I stopped in a Gerald’s Donuts in Chalmette to load up with some fast carbs and caffeine and buzzed my way down to Hopedale. The light sugary donuts gave me the energy to literally toss my kayak off the truck. The water level was super low and I had to ease the kayak out on the bare mud for about 20’ to launch. It was supposed to be a day with light winds that would pick up a bit as afternoon came, so I brought only fly rods. I had visions of sight casting flies to redfish in clear water, but that fantasy ended after I made it to the first pond. The weatherman tricked me again. The very low tide coupled with a quickly rising wind made it a difficult day to fly fish, but I stuck it out and caught a few. It was difficult to pole along the bank with increasing wind, and hard to spot fish in the muddy water. I spooked a bunch of redfish that were resting on bottom in the pond. Even though the water was dirty, I could still see big muddy swirls and wakes as fish took off. I tried my old trick of working upwind and then drifting downwind quietly while blind casting or casting to wakes made by fish. I was slinging a gold and chartreuse spoon fly that I had tied. The wind blew me over to a bank and just as I was ready to paddle off the bank I spied a nice redfish coming right toward me down the shoreline with its back out of the water. I picked up my rod and the line tangled, so I scrambled to get ready to cast as the fish came closer. It was a little more than a flyrod’s length from the kayak when I flipped the fly in front of its nose. It immediately ate it and took off and I stuck the fly home with a strip strike. It took about 5 minutes to land the fish and when I measured it went a little under 28”. It was pretty chunky and I guessed it went about 9 lbs. It had a mark on its lower lip from a previous battle with another angler, and I’m glad I got a chance to catch this recycled redfish. I released it for another angler to have a chance at it. I fished the pond hard but could not come up with another fish even though I knew they were there.

I went to another pond and the water was still trashy and coming up fast. I drifted over some weed beds and spooked a few reds before being able to get a shot at them. I went over to a little bayou off the pond that connected to another pond about a half mile away. I spotted a few reds “bank crawling” and got a shot at a nice one but this time I muffed my chance by being a little off target with the fly. I tried a second time and spooked the fish. I got a smaller redfish of about 17” that was hanging around in the same spot. I went down to the pond and saw a number of fish working in the pond – some of the best redfish surface activity that I’ve seen in a while. The problem was that the pond was pretty shallow and the wind made it hard to be stealthy. I would try to move up to a fish to get a cast and it would disappear. I ended up empty handed when I left the pond, but I will be back there for sure when there is a little more water for maneuvering.

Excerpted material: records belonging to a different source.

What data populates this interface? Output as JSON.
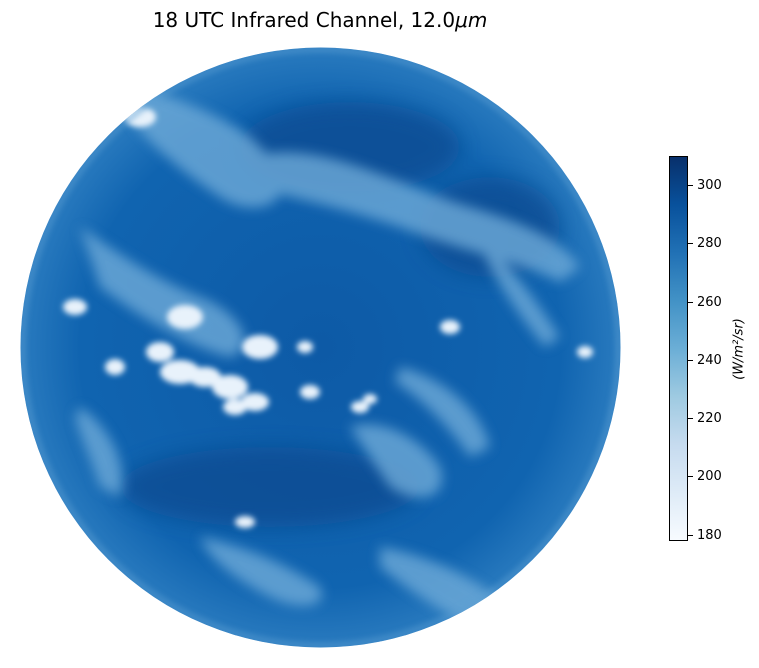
{
  "figure": {
    "title": "18 UTC Infrared Channel, 12.0",
    "title_unit": "μm"
  },
  "image": {
    "description_kind": "full-disk satellite infrared image",
    "colormap": [
      "#f7fbff",
      "#deebf7",
      "#c6dbef",
      "#9ecae1",
      "#6baed6",
      "#4292c6",
      "#2171b5",
      "#08519c",
      "#08306b"
    ]
  },
  "colorbar": {
    "label": "(W/m²/sr)",
    "range": [
      176,
      310
    ],
    "ticks": [
      "300",
      "280",
      "260",
      "240",
      "220",
      "200",
      "180"
    ]
  }
}
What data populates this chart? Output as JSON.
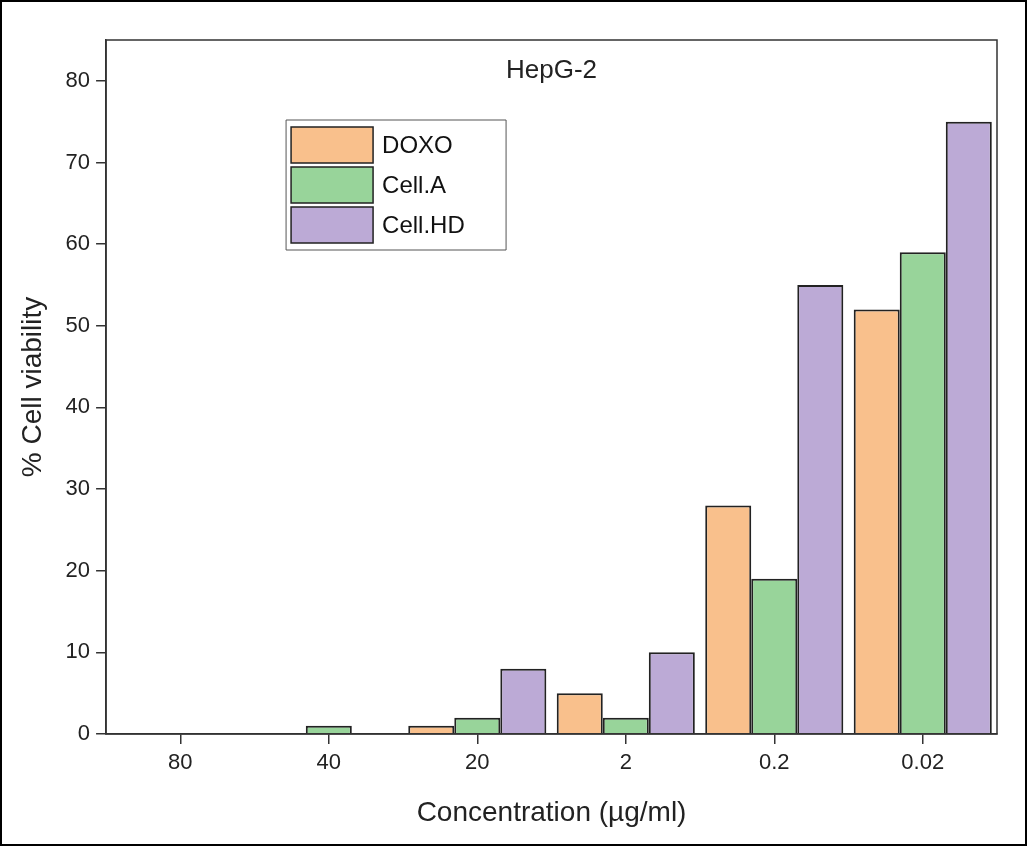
{
  "chart_data": {
    "type": "bar",
    "title": "HepG-2",
    "xlabel": "Concentration (µg/ml)",
    "ylabel": "% Cell viability",
    "categories": [
      "80",
      "40",
      "20",
      "2",
      "0.2",
      "0.02"
    ],
    "series": [
      {
        "name": "DOXO",
        "color": "#f9c08c",
        "values": [
          0,
          0,
          1,
          5,
          28,
          52
        ]
      },
      {
        "name": "Cell.A",
        "color": "#98d49a",
        "values": [
          0,
          1,
          2,
          2,
          19,
          59
        ]
      },
      {
        "name": "Cell.HD",
        "color": "#bcaad6",
        "values": [
          0,
          0,
          8,
          10,
          55,
          75
        ]
      }
    ],
    "ylim": [
      0,
      85
    ],
    "yticks": [
      0,
      10,
      20,
      30,
      40,
      50,
      60,
      70,
      80
    ],
    "grid": false,
    "legend": "top left"
  }
}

I went back down the little bayou, switched to a natural colored clouser pattern, and made a few casts where it opened into the second pond. I spooked another nice redfish, and threw another cast and caught a small speckled trout. I would catch and release about 10 there. Unfortunately they were all small, with only about half of them being above the 12” keeper mark. The “big one” was a tad under 14”. I also got a surprise redear sunfish (shellcracker, chinquapin) on the clouser.

I went looking for more redfish but found some marsh bass, landing 4 on the clouser. I missed a few and also missed a few redfish that somehow missed the hook. It was getting late so I headed in and got to the truck about 6 p.m. I don’t like the daylight savings time shift except for the ability to fish later in the day.